Этот же клик вырвался на площадь, где стояли еще более густые толпы, и там повторялся долго-долго:

— Смерть изменникам!..

Заговорил Плужанский, один из соредакторов "Nowa Polska", органа патриотического клуба:

— Спасайте отчизну! — также сильно, нервно сразу заговорил он. — Братья, отчизна гибнет. Холера уносит столько жертв… Лучшие люди, защитники ваши, народ польский, пали от этого бича Божьего… Нет нашего редактора-товарища Людвика Жуковского… нет Козловского, народного трибуна… Унесен злым недугом советник и друг ваш Ильинский… Иностранные врачи со всех концов Европы собираются на помощь полякам. А свое — польское — правительство? Что делает оно? Пирует, бездействует и… предает народ! Да, предает… Пробудитесь, поляки! Долой Скшинецкого, долой всех, кто вертел честным, но безвольным диктатором, смелым Хлопицким… Долой тех, кто выпустил из Варшавы предателя Любовицкого, да и многих других, кто сам заподозрен в измене делу земли, делу народа: долой Лубенского, Крисинского, Залусского… И Чарторыского долой, двуличного старика… Они не поняли духа народного. Не поняли той жажды справедливости и свободы, которая охватила нас. И проклятье тем, кто не имеет духу крикнуть: "Смерть изменникам!"

— Гибель предателям! — снова прогремело в залах. Снова эхом отдалось на площади, подхваченное тысячами голосов…

Заговорил Мохнацкий.

— Гибель изменникам… Либо — негодяям, ничтожным глупцам, севшим на места народных вождей! Как назвать иначе? Почему в руках этого генерала Скшинецкого гибнет польская свобода, гибнет Польша, все войско наше, равное войску, идущему на нас?! Сколько крови пролито… Сколько миллионов народных денег затрачено — и все бесплодно! Кто тому виною? Не столько даже братьев наших сложило голову в кровавых боях, сколько погибло от нужды, от холеры, от напрасной траты сил во время ненужных переходов с места на место… Вспомните Вавер и Дембы, Литву, Волынь, Подолию и Украину, где реяли наши знамена, где стояли наши полки с полками российскими.

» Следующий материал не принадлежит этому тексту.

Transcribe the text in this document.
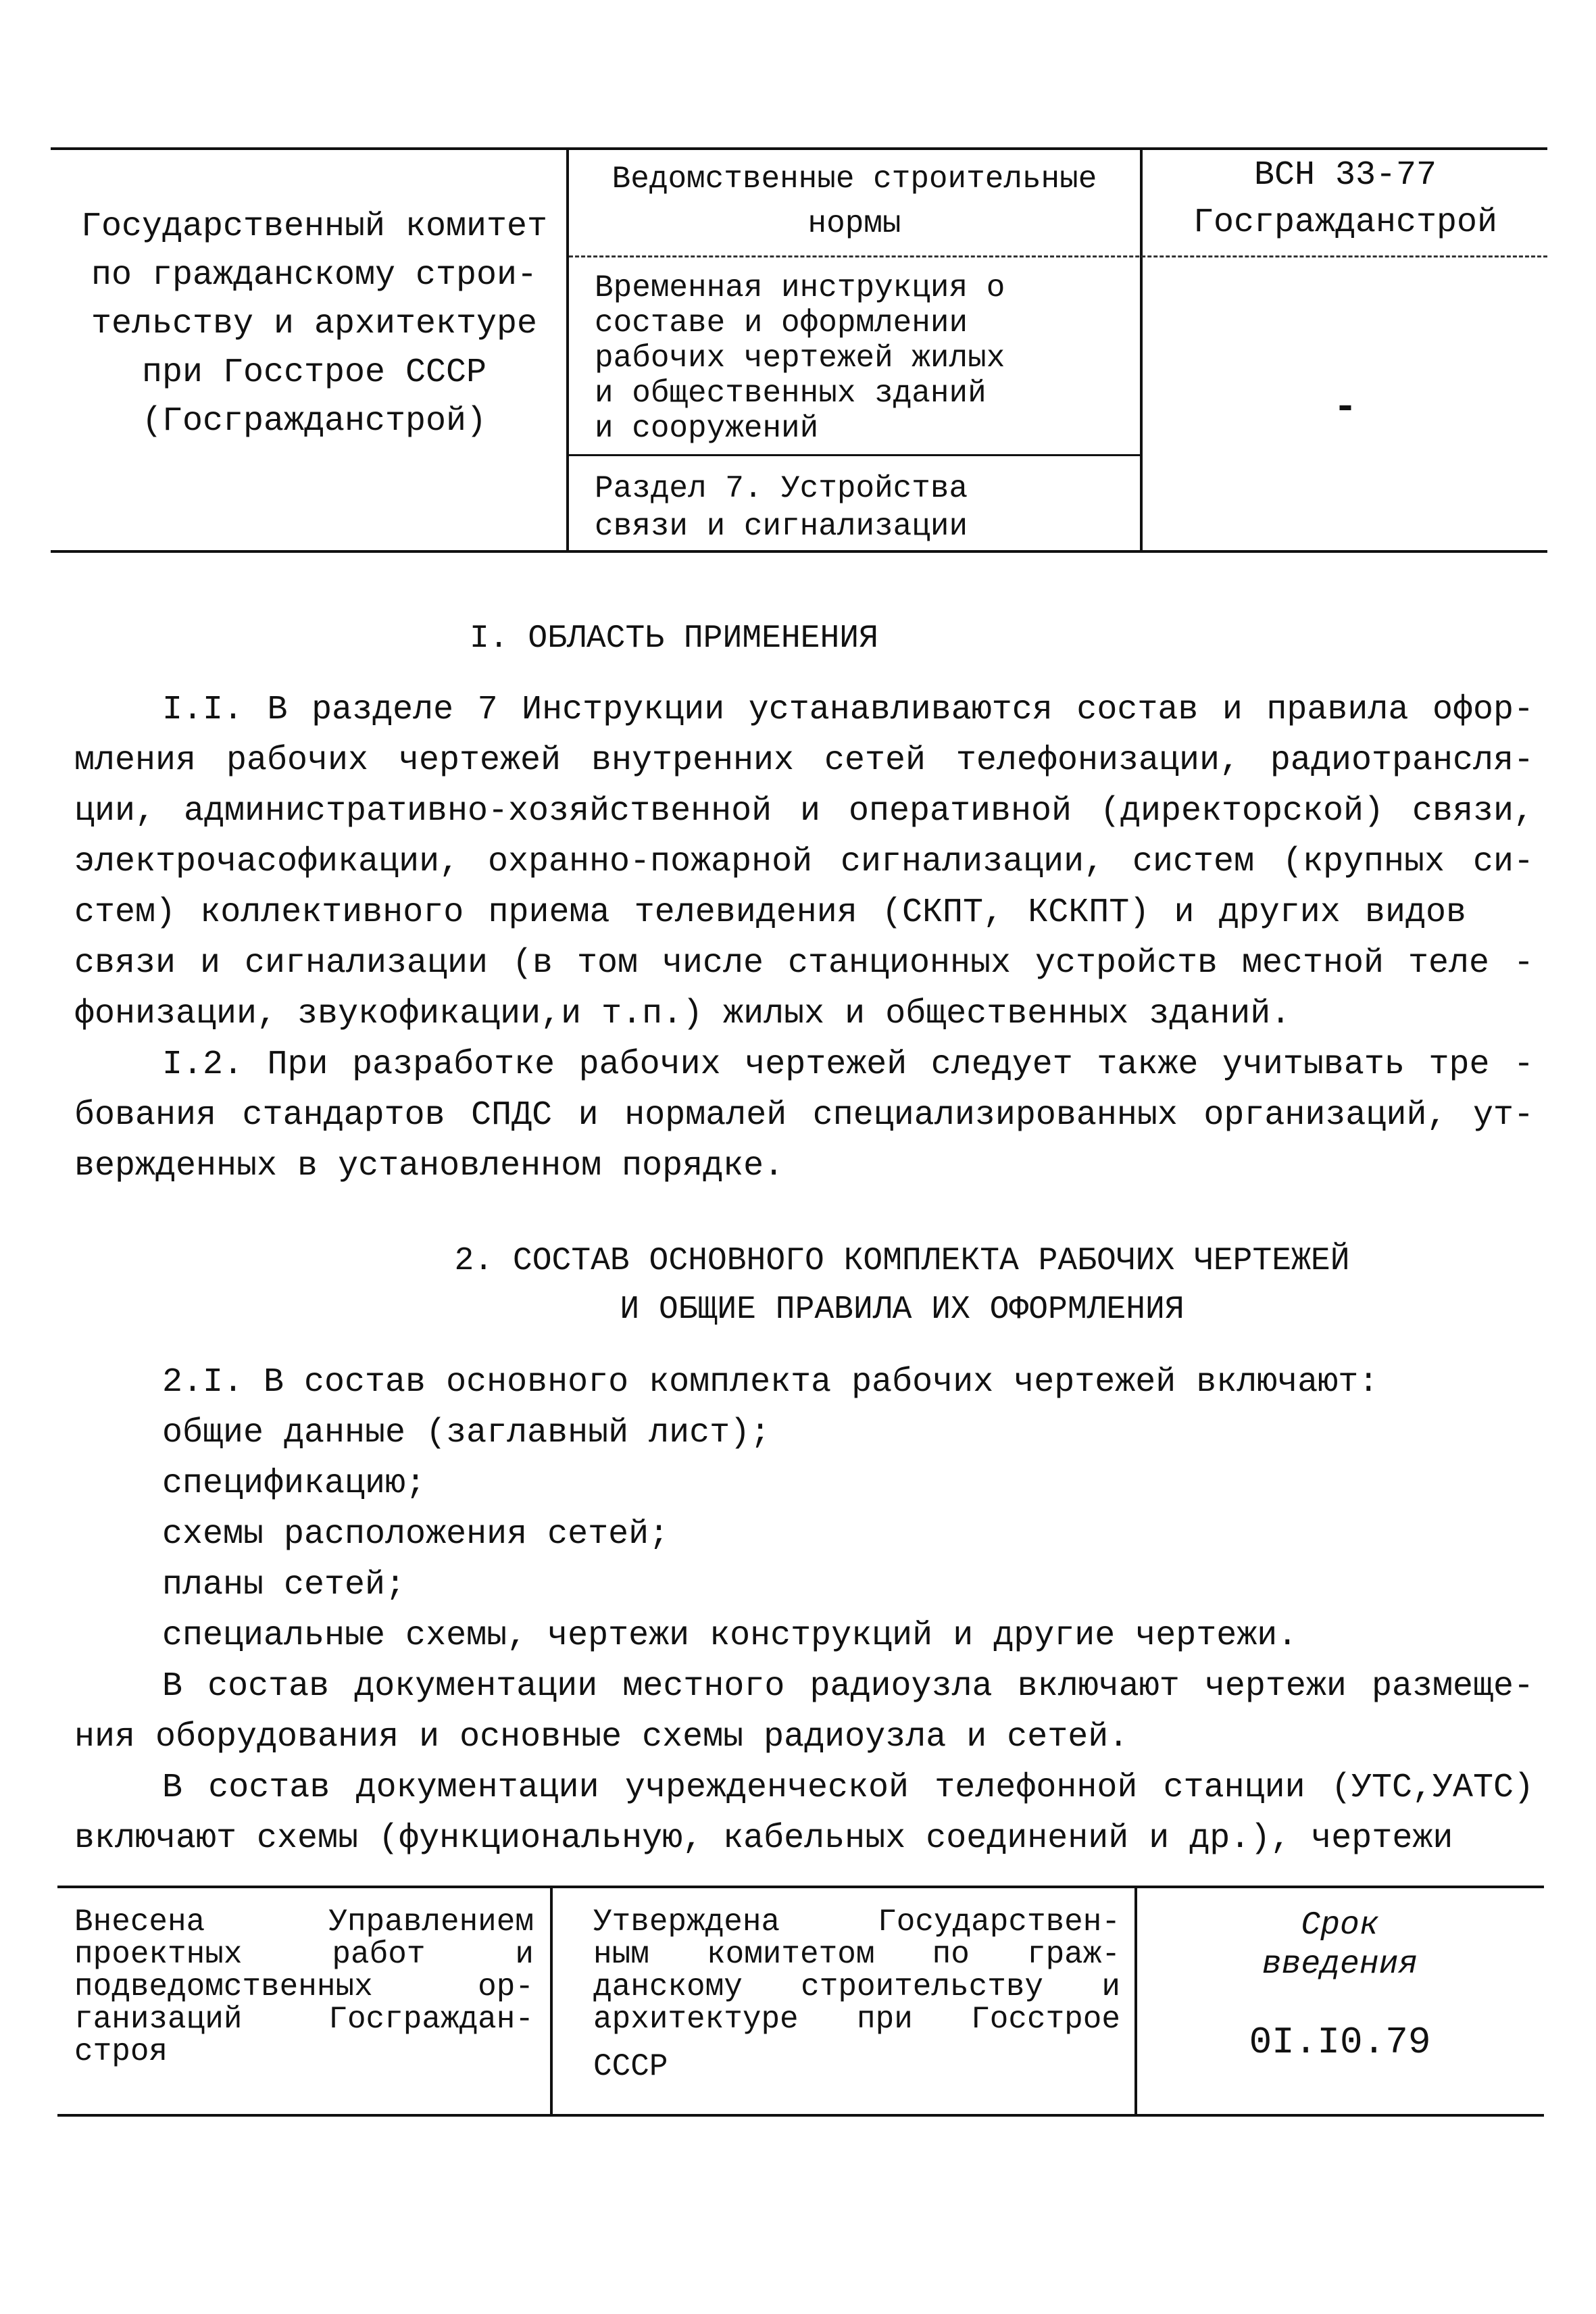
Государственный комитет
по гражданскому строи-
тельству и архитектуре
при Госстрое СССР
(Госгражданстрой)
Ведомственные строительные
нормы
Временная инструкция о
составе и оформлении
рабочих чертежей жилых
и общественных зданий
и сооружений
Раздел 7. Устройства
связи и сигнализации
ВСН 33-77
Госгражданстрой
-
I. ОБЛАСТЬ ПРИМЕНЕНИЯ
I.I. В разделе 7 Инструкции устанавливаются состав и правила офор-
мления рабочих чертежей внутренних сетей телефонизации, радиотрансля-
ции, административно-хозяйственной и оперативной (директорской) связи,
электрочасофикации, охранно-пожарной сигнализации, систем (крупных си-
стем) коллективного приема телевидения (СКПТ, КСКПТ) и других видов
связи и сигнализации (в том числе станционных устройств местной теле -
фонизации, звукофикации,и т.п.) жилых и общественных зданий.
I.2. При разработке рабочих чертежей следует также учитывать тре -
бования стандартов СПДС и нормалей специализированных организаций, ут-
вержденных в установленном порядке.
2. СОСТАВ ОСНОВНОГО КОМПЛЕКТА РАБОЧИХ ЧЕРТЕЖЕЙ
И ОБЩИЕ ПРАВИЛА ИХ ОФОРМЛЕНИЯ
2.I. В состав основного комплекта рабочих чертежей включают:
общие данные (заглавный лист);
спецификацию;
схемы расположения сетей;
планы сетей;
специальные схемы, чертежи конструкций и другие чертежи.
В состав документации местного радиоузла включают чертежи размеще-
ния оборудования и основные схемы радиоузла и сетей.
В состав документации учрежденческой телефонной станции (УТС,УАТС)
включают схемы (функциональную, кабельных соединений и др.), чертежи
Внесена Управлением
проектных работ и
подведомственных ор-
ганизаций Госграждан-
строя
Утверждена Государствен-
ным комитетом по граж-
данскому строительству и
архитектуре при Госстрое
СССР
Срок
введения
0I.I0.79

И что же? Мы вечно позорно отступали… не по желанию солдат. Каждый из них — готов был сложить голову за отчизну. Начальники вели войско не вперед, а… назад, к Варшаве, словно указывая пути врагу. И он понял указания… Вся польская армия заперта на пространстве нескольких верст, внутри и вокруг Варшавы… Кто довел до этого ужаса? Почему генерал Скшинецкий не исполнил прямого приказа сейма, не дал решительной битвы там далеко от столицы, на широких, свободных полях Мазовецких? Он позволил без выстрела занять лучшие позиции. Спасибо надо сказать ему за такой подвиг! Народ терпелив. Чуя свою силу, он верил, долго ждал… Но — столько печальных ошибок, столько позорных дел… Что же это? Самая черная измена портит все начинания, уничтожает последние усилия, какие делает измученный польский народ. Удача по воле Божией столько раз сама давалась нам в руки… и вместо того, чтобы пользоваться ею, наши "отцы отечества" только отталкивали ее, губили все! Чего же дальше ждать? Если не кары, то требую немедленного удаления от власти этих… бездарных, ничтожных… или, быть может, даже вероломных вождей, предателей земли и народа. Гибель предателям!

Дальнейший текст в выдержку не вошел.